We’d gated an area for edibles because there is often an abundance of deer here, and it might take only a visit or two to set back a full season of developments. That’s a whole other summer. Notably, our gardening is nothing remotely near homesteading. Edibles are not a major aspect of it.
So our fenced area especially designates that plantings are not meant to entice deer or rabbits. Who knew? Meanwhile, strawberries were typically a deal across grocers this summer, despite some of the worst inflation otherwise, so we ate them constantly this summer start to finish. The most ultimate summer realization: how happy we are with frozen blueberries.

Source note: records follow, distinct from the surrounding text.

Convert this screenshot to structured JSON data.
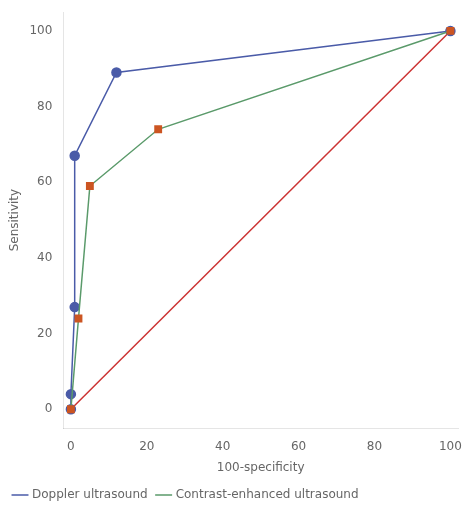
{
  "chart_data": {
    "type": "line",
    "xlabel": "100-specificity",
    "ylabel": "Sensitivity",
    "xlim": [
      -2,
      102
    ],
    "ylim": [
      -5,
      105
    ],
    "xticks": [
      0,
      20,
      40,
      60,
      80,
      100
    ],
    "yticks": [
      0,
      20,
      40,
      60,
      80,
      100
    ],
    "grid": false,
    "legend": "bottom",
    "series": [
      {
        "color": "#cc3333",
        "marker": "none",
        "x": [
          0,
          100
        ],
        "values": [
          0,
          100
        ]
      },
      {
        "name": "Doppler ultrasound",
        "color": "#4a5ba8",
        "marker": "circle",
        "x": [
          0,
          0,
          1,
          1,
          12,
          100
        ],
        "values": [
          0,
          4,
          27,
          67,
          89,
          100
        ]
      },
      {
        "name": "Contrast-enhanced ultrasound",
        "color": "#5a9a6a",
        "marker": "none",
        "x": [
          0,
          2,
          5,
          23,
          100
        ],
        "values": [
          0,
          24,
          59,
          74,
          100
        ]
      },
      {
        "type": "scatter",
        "color": "#cc5522",
        "marker": "square",
        "x": [
          0,
          2,
          5,
          23,
          100
        ],
        "values": [
          0,
          24,
          59,
          74,
          100
        ]
      }
    ]
  }
}
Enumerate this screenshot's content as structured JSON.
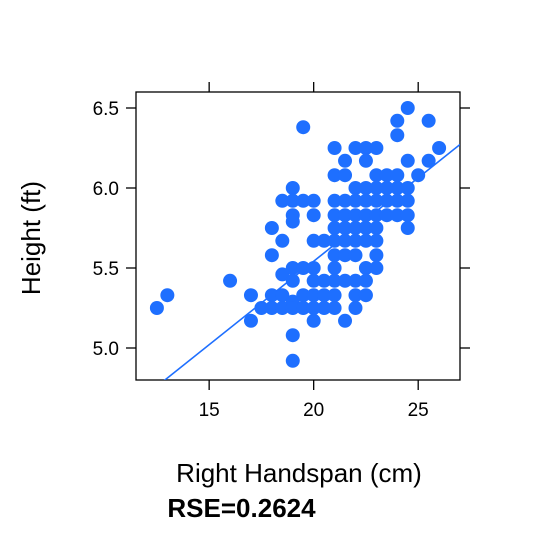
{
  "chart_data": {
    "type": "scatter",
    "xlabel": "Right Handspan (cm)",
    "ylabel": "Height (ft)",
    "xlim": [
      11.5,
      27.0
    ],
    "ylim": [
      4.8,
      6.6
    ],
    "xticks": [
      15,
      20,
      25
    ],
    "yticks": [
      5.0,
      5.5,
      6.0,
      6.5
    ],
    "ytick_labels": [
      "5.0",
      "5.5",
      "6.0",
      "6.5"
    ],
    "grid": false,
    "point_color": "#1E6FFF",
    "line_color": "#1E6FFF",
    "fit_line": {
      "x": [
        12.0,
        27.0
      ],
      "y": [
        4.708,
        6.272
      ]
    },
    "points": [
      [
        12.5,
        5.25
      ],
      [
        13.0,
        5.33
      ],
      [
        16.0,
        5.42
      ],
      [
        17.0,
        5.33
      ],
      [
        17.0,
        5.17
      ],
      [
        17.5,
        5.25
      ],
      [
        18.0,
        5.75
      ],
      [
        18.0,
        5.58
      ],
      [
        18.0,
        5.33
      ],
      [
        18.0,
        5.25
      ],
      [
        18.5,
        5.92
      ],
      [
        18.5,
        5.67
      ],
      [
        18.5,
        5.46
      ],
      [
        18.5,
        5.33
      ],
      [
        18.5,
        5.25
      ],
      [
        19.0,
        6.0
      ],
      [
        19.0,
        5.92
      ],
      [
        19.0,
        5.83
      ],
      [
        19.0,
        5.79
      ],
      [
        19.0,
        5.5
      ],
      [
        19.0,
        5.42
      ],
      [
        19.0,
        5.29
      ],
      [
        19.0,
        5.25
      ],
      [
        19.0,
        5.08
      ],
      [
        19.0,
        4.92
      ],
      [
        19.5,
        6.38
      ],
      [
        19.5,
        5.92
      ],
      [
        19.5,
        5.5
      ],
      [
        19.5,
        5.33
      ],
      [
        19.5,
        5.25
      ],
      [
        20.0,
        5.92
      ],
      [
        20.0,
        5.83
      ],
      [
        20.0,
        5.67
      ],
      [
        20.0,
        5.5
      ],
      [
        20.0,
        5.42
      ],
      [
        20.0,
        5.33
      ],
      [
        20.0,
        5.25
      ],
      [
        20.0,
        5.17
      ],
      [
        20.5,
        5.67
      ],
      [
        20.5,
        5.42
      ],
      [
        20.5,
        5.33
      ],
      [
        20.5,
        5.25
      ],
      [
        21.0,
        6.25
      ],
      [
        21.0,
        6.08
      ],
      [
        21.0,
        5.92
      ],
      [
        21.0,
        5.83
      ],
      [
        21.0,
        5.75
      ],
      [
        21.0,
        5.67
      ],
      [
        21.0,
        5.58
      ],
      [
        21.0,
        5.5
      ],
      [
        21.0,
        5.42
      ],
      [
        21.0,
        5.33
      ],
      [
        21.0,
        5.25
      ],
      [
        21.5,
        6.17
      ],
      [
        21.5,
        6.08
      ],
      [
        21.5,
        5.92
      ],
      [
        21.5,
        5.83
      ],
      [
        21.5,
        5.75
      ],
      [
        21.5,
        5.67
      ],
      [
        21.5,
        5.58
      ],
      [
        21.5,
        5.42
      ],
      [
        21.5,
        5.17
      ],
      [
        22.0,
        6.25
      ],
      [
        22.0,
        6.0
      ],
      [
        22.0,
        5.92
      ],
      [
        22.0,
        5.83
      ],
      [
        22.0,
        5.75
      ],
      [
        22.0,
        5.67
      ],
      [
        22.0,
        5.58
      ],
      [
        22.0,
        5.42
      ],
      [
        22.0,
        5.33
      ],
      [
        22.0,
        5.25
      ],
      [
        22.5,
        6.25
      ],
      [
        22.5,
        6.17
      ],
      [
        22.5,
        6.0
      ],
      [
        22.5,
        5.92
      ],
      [
        22.5,
        5.83
      ],
      [
        22.5,
        5.75
      ],
      [
        22.5,
        5.67
      ],
      [
        22.5,
        5.5
      ],
      [
        22.5,
        5.42
      ],
      [
        22.5,
        5.33
      ],
      [
        23.0,
        6.25
      ],
      [
        23.0,
        6.08
      ],
      [
        23.0,
        6.0
      ],
      [
        23.0,
        5.92
      ],
      [
        23.0,
        5.83
      ],
      [
        23.0,
        5.75
      ],
      [
        23.0,
        5.67
      ],
      [
        23.0,
        5.58
      ],
      [
        23.0,
        5.5
      ],
      [
        23.5,
        6.08
      ],
      [
        23.5,
        6.0
      ],
      [
        23.5,
        5.92
      ],
      [
        23.5,
        5.83
      ],
      [
        24.0,
        6.42
      ],
      [
        24.0,
        6.33
      ],
      [
        24.0,
        6.08
      ],
      [
        24.0,
        6.0
      ],
      [
        24.0,
        5.92
      ],
      [
        24.0,
        5.83
      ],
      [
        24.5,
        6.5
      ],
      [
        24.5,
        6.17
      ],
      [
        24.5,
        6.0
      ],
      [
        24.5,
        5.92
      ],
      [
        24.5,
        5.83
      ],
      [
        24.5,
        5.75
      ],
      [
        25.0,
        6.08
      ],
      [
        25.5,
        6.42
      ],
      [
        25.5,
        6.17
      ],
      [
        26.0,
        6.25
      ]
    ]
  },
  "footer": {
    "rse_text": "RSE=0.2624"
  }
}
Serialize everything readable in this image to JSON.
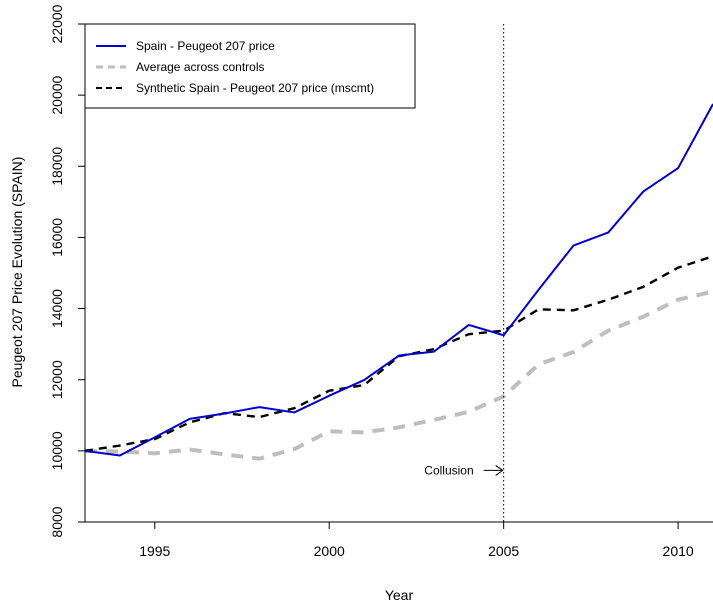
{
  "chart_data": {
    "type": "line",
    "xlabel": "Year",
    "ylabel": "Peugeot 207 Price Evolution (SPAIN)",
    "xlim": [
      1993,
      2011
    ],
    "ylim": [
      8000,
      22000
    ],
    "x_ticks": [
      1995,
      2000,
      2005,
      2010
    ],
    "y_ticks": [
      8000,
      10000,
      12000,
      14000,
      16000,
      18000,
      20000,
      22000
    ],
    "legend_position": "top-left",
    "series": [
      {
        "name": "Spain - Peugeot 207 price",
        "color": "#0000CD",
        "style": "solid",
        "x": [
          1993,
          1994,
          1995,
          1996,
          1997,
          1998,
          1999,
          2000,
          2001,
          2002,
          2003,
          2004,
          2005,
          2006,
          2007,
          2008,
          2009,
          2010,
          2011
        ],
        "values": [
          10000,
          9870,
          10380,
          10900,
          11050,
          11230,
          11080,
          11550,
          11990,
          12680,
          12790,
          13540,
          13250,
          14530,
          15770,
          16140,
          17290,
          17950,
          19750
        ]
      },
      {
        "name": "Average across controls",
        "color": "#BEBEBE",
        "style": "dashed",
        "x": [
          1993,
          1994,
          1995,
          1996,
          1997,
          1998,
          1999,
          2000,
          2001,
          2002,
          2003,
          2004,
          2005,
          2006,
          2007,
          2008,
          2009,
          2010,
          2011
        ],
        "values": [
          10000,
          9980,
          9930,
          10040,
          9900,
          9780,
          10050,
          10550,
          10520,
          10660,
          10870,
          11100,
          11530,
          12430,
          12780,
          13380,
          13770,
          14250,
          14480
        ]
      },
      {
        "name": "Synthetic Spain - Peugeot 207 price (mscmt)",
        "color": "#000000",
        "style": "dashed",
        "x": [
          1993,
          1994,
          1995,
          1996,
          1997,
          1998,
          1999,
          2000,
          2001,
          2002,
          2003,
          2004,
          2005,
          2006,
          2007,
          2008,
          2009,
          2010,
          2011
        ],
        "values": [
          10000,
          10150,
          10330,
          10800,
          11060,
          10950,
          11200,
          11690,
          11850,
          12660,
          12860,
          13280,
          13380,
          13980,
          13950,
          14250,
          14610,
          15150,
          15470
        ]
      }
    ],
    "annotations": [
      {
        "label": "Collusion",
        "x": 2005,
        "y": 9450
      }
    ],
    "vline": {
      "x": 2005,
      "style": "dotted"
    }
  }
}
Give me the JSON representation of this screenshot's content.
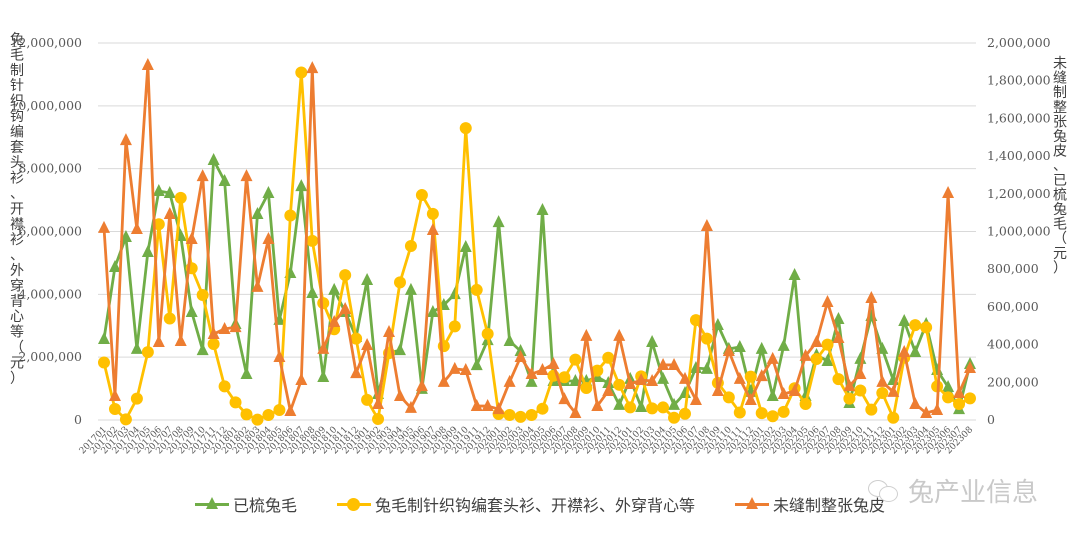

To get flavorful selections readily from our home freezer, avoiding battles with the birds, squirrels and whichever ratty netting contraptions, surfaced an unrequitable affinity for several of the frozen food sections we frequent.
The frozen blueberries are only recently topped by frozen cherries, which our youngest likes most of all. This does not change the intrigue of blueberry harvesting, especially as highlighted here by Food Insider, visiting an Organic Blueberry Farm in Maine. It all oddly reminds me to find out more about wrapping fig trees to overwinter in our zone 7a…
Broadleaf sage (salvia officinalis) was a surprising solution to several garden bed issues this year. The solution actually seeded last year, when it first thrived among several herbs sown in a 3 part container, with multiple sage flourishes outlasting our zone 7A winter and ready to transplant across garden beds.